Avez-vous pu profiter de certaines manifestations ou expositions pour justement ressentir que vous êtes bien à Prague ?
« Oui, j’ai eu l’occasion de voir deux expositions, dont une d’un photographe tchèque qui s’appelle Jindřich Štreit qui expose pour les 25 ans de l’indépendance de la République tchèque. Donc j’ai pu voir des photos en noir et blanc de 1993 à aujourd’hui sur l’évolution de la société. C’était très intéressant et c’était en noir et blanc donc c’était très beau. J’ai pu également voir une exposition d’un photographe hongrois qui parle lui aussi des transformations sociales des pays de l’Europe centrale après l’ère soviétique. Donc voilà tout un pan de l’histoire qui est quand même préservé dans les musées heureusement. »Et là vous vous êtes dit que vous auriez dû naître quelques années plus tôt pour découvrir Prague à une autre époque, quand il y avait moins de touristes et que l’on considérait la Tchéquie comme le grand Est ?
« Je me suis dit que j’aurais préféré être née dans les années 80 et pouvoir profiter dans les années 90 de cette ville où après l’indépendance, il y avait un vrai bouillonnement de culture et d’espoir donc ça devait être chouette à cette époque-là. »
Expliquez-nous où et comment vous vous êtes logée lors de ce séjour à Prague ?

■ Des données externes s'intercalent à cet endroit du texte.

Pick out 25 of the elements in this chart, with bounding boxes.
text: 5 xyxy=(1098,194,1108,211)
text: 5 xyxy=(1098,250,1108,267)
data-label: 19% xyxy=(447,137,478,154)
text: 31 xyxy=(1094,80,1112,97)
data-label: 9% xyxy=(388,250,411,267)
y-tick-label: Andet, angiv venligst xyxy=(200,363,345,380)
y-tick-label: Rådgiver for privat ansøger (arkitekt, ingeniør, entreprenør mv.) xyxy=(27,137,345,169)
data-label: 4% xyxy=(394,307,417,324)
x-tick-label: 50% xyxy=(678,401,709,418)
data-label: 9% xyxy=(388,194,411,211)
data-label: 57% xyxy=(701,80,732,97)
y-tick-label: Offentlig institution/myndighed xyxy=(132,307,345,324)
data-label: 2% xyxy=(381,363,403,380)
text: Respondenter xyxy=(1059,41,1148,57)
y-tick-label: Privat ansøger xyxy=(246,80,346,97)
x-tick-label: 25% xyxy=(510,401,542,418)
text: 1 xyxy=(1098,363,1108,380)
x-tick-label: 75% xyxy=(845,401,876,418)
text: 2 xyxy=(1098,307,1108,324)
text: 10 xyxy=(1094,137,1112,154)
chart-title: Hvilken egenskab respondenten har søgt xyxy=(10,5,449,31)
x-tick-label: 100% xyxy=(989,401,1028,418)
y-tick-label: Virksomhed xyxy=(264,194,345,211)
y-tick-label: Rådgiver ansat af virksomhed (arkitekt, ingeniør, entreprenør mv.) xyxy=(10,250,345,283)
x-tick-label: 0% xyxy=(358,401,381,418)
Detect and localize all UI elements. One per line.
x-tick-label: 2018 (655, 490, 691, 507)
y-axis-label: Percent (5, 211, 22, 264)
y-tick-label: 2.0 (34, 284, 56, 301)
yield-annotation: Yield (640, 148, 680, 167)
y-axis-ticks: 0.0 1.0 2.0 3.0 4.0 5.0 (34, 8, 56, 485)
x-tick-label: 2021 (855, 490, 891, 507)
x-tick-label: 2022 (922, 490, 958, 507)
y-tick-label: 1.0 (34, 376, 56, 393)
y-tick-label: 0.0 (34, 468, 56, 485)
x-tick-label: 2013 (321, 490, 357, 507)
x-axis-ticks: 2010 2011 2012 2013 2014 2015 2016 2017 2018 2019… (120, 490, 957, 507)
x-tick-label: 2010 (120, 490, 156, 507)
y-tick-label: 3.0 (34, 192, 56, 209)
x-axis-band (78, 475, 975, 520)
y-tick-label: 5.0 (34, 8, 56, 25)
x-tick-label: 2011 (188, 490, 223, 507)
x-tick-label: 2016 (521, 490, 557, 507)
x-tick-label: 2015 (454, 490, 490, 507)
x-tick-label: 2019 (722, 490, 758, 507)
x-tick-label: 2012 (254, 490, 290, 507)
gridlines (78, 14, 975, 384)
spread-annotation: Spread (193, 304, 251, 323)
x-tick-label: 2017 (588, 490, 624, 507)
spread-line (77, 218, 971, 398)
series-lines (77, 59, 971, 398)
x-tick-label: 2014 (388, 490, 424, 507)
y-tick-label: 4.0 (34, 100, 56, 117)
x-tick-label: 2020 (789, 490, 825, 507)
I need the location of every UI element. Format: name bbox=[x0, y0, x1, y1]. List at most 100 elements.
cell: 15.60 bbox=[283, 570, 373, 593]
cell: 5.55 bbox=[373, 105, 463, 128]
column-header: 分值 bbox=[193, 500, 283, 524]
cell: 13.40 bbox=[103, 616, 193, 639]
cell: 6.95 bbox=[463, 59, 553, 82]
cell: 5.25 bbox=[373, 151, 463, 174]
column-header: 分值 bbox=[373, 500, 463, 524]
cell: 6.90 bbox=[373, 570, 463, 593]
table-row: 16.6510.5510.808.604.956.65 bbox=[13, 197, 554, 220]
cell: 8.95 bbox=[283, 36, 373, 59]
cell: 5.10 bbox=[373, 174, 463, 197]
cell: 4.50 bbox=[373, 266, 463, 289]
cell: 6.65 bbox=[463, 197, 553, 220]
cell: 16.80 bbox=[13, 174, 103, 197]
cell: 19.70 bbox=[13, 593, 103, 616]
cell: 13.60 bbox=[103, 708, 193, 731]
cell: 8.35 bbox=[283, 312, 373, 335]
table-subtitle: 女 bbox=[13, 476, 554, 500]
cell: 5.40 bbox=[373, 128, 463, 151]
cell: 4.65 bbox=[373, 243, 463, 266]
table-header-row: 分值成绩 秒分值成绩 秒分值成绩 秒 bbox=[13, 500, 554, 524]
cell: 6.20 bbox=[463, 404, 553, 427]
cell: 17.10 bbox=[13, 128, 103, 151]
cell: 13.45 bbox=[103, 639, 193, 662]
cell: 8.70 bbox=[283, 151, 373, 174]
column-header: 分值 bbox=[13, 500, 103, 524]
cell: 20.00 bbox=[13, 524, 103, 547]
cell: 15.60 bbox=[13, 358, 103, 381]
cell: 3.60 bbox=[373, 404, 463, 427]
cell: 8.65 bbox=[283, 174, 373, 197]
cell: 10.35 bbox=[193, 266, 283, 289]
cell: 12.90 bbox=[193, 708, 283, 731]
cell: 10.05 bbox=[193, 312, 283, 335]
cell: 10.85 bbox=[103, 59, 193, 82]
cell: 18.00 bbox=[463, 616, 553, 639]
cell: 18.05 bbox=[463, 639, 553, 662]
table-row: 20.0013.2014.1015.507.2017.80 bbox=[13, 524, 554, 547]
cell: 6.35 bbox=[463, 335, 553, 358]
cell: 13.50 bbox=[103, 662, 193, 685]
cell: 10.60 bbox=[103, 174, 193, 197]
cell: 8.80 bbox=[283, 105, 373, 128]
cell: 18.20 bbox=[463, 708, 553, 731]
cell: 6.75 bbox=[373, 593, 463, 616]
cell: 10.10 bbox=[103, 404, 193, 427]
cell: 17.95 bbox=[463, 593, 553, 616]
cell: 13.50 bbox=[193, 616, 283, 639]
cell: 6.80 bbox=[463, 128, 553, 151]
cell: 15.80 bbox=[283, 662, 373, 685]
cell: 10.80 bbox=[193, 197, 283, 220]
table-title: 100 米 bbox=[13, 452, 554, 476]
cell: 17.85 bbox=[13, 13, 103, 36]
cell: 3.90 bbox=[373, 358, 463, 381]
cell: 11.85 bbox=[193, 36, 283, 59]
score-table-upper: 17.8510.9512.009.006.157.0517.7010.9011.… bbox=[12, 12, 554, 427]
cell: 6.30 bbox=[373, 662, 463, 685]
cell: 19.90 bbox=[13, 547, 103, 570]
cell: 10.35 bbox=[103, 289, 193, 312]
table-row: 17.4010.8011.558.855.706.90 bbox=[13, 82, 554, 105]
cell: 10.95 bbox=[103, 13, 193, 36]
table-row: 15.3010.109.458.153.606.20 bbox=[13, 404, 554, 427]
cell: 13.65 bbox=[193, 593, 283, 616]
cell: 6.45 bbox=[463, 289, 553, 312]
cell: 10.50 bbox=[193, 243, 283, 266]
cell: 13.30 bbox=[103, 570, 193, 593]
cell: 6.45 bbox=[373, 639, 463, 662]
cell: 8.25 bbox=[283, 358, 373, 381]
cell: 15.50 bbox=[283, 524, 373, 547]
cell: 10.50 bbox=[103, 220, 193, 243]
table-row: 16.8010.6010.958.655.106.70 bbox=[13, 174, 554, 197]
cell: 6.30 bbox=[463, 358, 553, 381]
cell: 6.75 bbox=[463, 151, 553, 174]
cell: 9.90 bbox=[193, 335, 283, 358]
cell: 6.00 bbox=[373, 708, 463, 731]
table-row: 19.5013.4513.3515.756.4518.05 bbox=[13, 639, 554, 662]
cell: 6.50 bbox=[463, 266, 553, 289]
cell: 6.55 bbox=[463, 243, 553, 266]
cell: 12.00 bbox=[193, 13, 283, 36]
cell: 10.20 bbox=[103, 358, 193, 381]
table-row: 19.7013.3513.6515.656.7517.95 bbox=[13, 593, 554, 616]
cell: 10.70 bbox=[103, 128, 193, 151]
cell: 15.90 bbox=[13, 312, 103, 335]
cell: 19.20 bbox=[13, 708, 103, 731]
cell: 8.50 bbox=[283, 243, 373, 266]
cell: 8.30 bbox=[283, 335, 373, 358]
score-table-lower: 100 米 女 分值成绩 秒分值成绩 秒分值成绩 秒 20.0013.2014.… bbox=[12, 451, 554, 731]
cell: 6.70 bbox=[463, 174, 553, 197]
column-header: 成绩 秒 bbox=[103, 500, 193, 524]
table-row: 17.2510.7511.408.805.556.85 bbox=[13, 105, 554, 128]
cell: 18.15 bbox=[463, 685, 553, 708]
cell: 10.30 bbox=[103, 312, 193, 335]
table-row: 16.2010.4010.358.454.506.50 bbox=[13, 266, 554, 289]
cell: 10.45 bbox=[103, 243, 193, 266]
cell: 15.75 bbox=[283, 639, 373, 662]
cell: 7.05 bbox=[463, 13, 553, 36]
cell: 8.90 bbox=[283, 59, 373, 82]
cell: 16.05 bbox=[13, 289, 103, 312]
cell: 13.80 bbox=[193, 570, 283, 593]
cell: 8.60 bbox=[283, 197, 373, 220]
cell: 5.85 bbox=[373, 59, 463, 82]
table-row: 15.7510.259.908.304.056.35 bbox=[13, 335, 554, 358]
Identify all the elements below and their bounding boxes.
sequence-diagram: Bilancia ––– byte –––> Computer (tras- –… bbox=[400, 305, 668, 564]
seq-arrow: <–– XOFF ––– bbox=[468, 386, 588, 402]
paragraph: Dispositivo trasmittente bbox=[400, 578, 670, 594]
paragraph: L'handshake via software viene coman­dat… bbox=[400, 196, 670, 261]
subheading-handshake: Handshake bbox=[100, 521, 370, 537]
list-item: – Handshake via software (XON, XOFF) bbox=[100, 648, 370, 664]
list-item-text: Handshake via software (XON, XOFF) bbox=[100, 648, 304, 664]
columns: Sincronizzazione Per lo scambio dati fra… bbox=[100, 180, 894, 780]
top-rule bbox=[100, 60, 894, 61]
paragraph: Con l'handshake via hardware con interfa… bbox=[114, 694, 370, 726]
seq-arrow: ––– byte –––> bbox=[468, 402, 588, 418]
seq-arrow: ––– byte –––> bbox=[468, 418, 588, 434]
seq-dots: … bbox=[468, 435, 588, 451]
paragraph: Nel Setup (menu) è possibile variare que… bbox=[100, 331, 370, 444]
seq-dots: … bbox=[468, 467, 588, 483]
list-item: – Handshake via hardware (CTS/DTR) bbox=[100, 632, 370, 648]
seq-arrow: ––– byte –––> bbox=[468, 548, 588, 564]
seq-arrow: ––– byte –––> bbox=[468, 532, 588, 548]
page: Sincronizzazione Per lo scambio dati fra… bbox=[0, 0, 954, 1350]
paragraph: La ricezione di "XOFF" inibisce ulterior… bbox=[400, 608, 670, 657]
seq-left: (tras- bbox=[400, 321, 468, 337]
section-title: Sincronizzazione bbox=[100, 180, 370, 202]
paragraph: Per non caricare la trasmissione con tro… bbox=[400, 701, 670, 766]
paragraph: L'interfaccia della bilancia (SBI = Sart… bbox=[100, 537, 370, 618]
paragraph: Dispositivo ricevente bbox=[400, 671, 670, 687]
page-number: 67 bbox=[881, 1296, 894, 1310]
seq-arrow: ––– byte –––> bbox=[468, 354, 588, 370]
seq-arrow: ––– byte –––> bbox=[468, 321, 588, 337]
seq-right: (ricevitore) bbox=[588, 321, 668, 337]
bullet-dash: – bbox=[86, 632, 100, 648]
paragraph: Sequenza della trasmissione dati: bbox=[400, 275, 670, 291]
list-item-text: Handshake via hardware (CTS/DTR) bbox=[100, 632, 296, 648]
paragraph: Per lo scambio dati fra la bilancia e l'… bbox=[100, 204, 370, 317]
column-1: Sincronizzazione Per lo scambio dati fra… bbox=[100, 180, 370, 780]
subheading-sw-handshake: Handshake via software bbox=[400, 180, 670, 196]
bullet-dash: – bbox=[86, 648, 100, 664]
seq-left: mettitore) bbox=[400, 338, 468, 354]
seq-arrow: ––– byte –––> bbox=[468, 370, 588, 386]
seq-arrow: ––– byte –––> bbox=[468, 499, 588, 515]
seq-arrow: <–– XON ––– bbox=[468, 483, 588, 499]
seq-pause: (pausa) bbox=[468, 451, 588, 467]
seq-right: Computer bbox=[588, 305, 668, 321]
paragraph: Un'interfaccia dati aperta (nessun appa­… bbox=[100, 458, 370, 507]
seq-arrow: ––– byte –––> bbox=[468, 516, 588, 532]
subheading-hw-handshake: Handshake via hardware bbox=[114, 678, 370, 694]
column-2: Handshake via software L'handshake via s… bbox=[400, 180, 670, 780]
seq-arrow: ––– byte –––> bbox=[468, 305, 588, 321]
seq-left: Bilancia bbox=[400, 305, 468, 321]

« J’ai choisi Airbnb qui me paraissait être la solution la plus logique parce qu’à part Airbnb, il y a les hôtels, mais c’est plus cher. Et sinon, il faut connaitre des locaux ici donc c’est un peu plus compliqué. J’ai été assez surprise de la hausse des prix, mon séjour m’a coûté quasiment autant qu’à Paris, environ 30/35 euros la nuit, c’est-à-dire 500 euros pour deux semaines, pour une chambre en colocation, ce qui est affolant comme prix. »Dans quels quartiers ?
« La première semaine, j’étais à Náměstí Míru qui est un quartier paisible, plus serein, et c’est ce que je recherche. Un quartier pas très loin de Radio Prague. C’est plutôt un quartier d’expatriés, ce qui est aussi un peu dommage parce que je n’ai pas trop rencontré de Tchèques, ni entendu parler tchèque. En bas de chez moi par exemple il y avait un bar français, donc je n’étais pas trop dépaysée. Et la deuxième semaine j’ai logé à Žižkov, entourée d’étudiants de toutes les nationalités. »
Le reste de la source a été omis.